No, not me. My dish. My 20-yr old dish shattered on the floor today, beyond recognition.
Embarrassing to admit, I forgot I had the dish in my hands. You know how women are. We carry every item at once to avoid going back out. I had grabbed the dish out of my car, as it had held the remnants of a quick breakfast this morning, and needed to be washed. With hands full and a distracted mind, I walked into my bedroom and without realizing, released my hold.
SHATTER!
The noise startled me, the number of shards surprised me, and the pile perplexed me. I had absolutely no idea what I had been holding that was glass, and I stood over the pile in confusion, for several moments. Nothing was identifiable. I glanced around the room, looking at the breakable items. Laptop was fine. Cell phone was fine. In the distance of my car to my bedroom, I had forgotten that I was holding a fragile item.
Interestingly enough, this bowl has been classified "break-resistant". Oh, you know the dishes I am referring to, the Corelle dinnerware sets that are thin, glass-like material but they never break when you drop them? They are the best! I googled it, discovering numerous fans of this product. One guy said:
Featured snippet from the web Corelle is almost unbreakable. It calls itself break-resistant and in numerous years of using it in apartments, camping and on Que Tal, I've only had one plate break and that was when I dropped a heavy skillet on it. And it didn't shatter — it just neatly broke in two.
Apparently, after 20 years, they do become fragile and easily broken, for that's how long I have owned these.
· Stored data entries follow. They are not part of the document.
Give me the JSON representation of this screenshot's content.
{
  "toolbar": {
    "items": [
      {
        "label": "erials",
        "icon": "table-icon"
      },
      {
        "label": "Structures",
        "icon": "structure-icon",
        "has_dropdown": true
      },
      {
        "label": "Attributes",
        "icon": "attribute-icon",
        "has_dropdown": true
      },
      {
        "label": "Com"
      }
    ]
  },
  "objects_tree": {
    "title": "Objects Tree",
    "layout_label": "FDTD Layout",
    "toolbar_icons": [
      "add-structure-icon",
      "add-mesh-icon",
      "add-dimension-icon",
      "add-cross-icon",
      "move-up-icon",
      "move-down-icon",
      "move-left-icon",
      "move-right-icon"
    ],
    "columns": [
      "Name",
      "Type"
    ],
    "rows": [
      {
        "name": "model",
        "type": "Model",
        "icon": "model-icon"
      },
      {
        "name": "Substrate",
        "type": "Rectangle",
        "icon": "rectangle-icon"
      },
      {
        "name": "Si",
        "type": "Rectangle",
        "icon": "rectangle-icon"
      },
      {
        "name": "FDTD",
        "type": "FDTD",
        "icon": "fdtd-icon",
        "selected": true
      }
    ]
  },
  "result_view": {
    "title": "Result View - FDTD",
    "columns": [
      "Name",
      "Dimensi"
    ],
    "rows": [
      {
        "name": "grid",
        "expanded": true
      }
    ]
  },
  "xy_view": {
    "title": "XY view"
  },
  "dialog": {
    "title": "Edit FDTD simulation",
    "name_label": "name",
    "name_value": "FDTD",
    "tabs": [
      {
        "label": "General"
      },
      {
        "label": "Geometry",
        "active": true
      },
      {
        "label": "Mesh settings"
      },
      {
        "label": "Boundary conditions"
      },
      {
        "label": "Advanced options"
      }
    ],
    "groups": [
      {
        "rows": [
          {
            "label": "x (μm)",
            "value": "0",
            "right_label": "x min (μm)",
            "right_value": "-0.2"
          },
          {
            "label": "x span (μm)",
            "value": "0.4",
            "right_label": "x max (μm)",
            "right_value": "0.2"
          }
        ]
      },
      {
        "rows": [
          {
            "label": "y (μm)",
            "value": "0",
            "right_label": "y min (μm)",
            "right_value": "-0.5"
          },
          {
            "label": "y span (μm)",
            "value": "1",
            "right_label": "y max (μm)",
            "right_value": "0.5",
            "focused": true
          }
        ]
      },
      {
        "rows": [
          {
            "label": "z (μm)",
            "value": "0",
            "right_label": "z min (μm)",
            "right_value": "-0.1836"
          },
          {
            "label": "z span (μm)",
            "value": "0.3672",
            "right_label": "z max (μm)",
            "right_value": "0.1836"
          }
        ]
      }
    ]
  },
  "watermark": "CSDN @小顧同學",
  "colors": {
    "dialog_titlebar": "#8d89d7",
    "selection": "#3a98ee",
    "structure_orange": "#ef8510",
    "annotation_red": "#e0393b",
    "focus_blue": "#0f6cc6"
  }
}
Kind of reminds me of relationships - relationships with family, friends, children, spouses. We classify our relationships as break-resistant. However, they too age with time, and if we get distracted, we may lesson our hold. We get so comfortable with the being that we tend to stop the doing. We want our family to rescue us in time of need. Are we doing the same for them? We wait on our friends to reach out and invite us to places. Are we inviting them? We expect our spouses to feel important. Are our actions delivering that feeling for them? We want our children to show us respect. Are we treating them with respect? These are examples of doing that continues to cultivate our relationships.
When these relationships shatter, we are shocked. Devastated. Confused. We simply do not understand how something we held so tightly is destroyed so quickly. Or was it really that quickly? We over-analyze and place blame on others. However, could distractions have caused us to lesson our hold, and the result be the broken shards?
We all live the curvy life, including experiencing shattered relationships. Remind yourself to stop being and start doing. Be intentional with those important to you, lest you become distracted.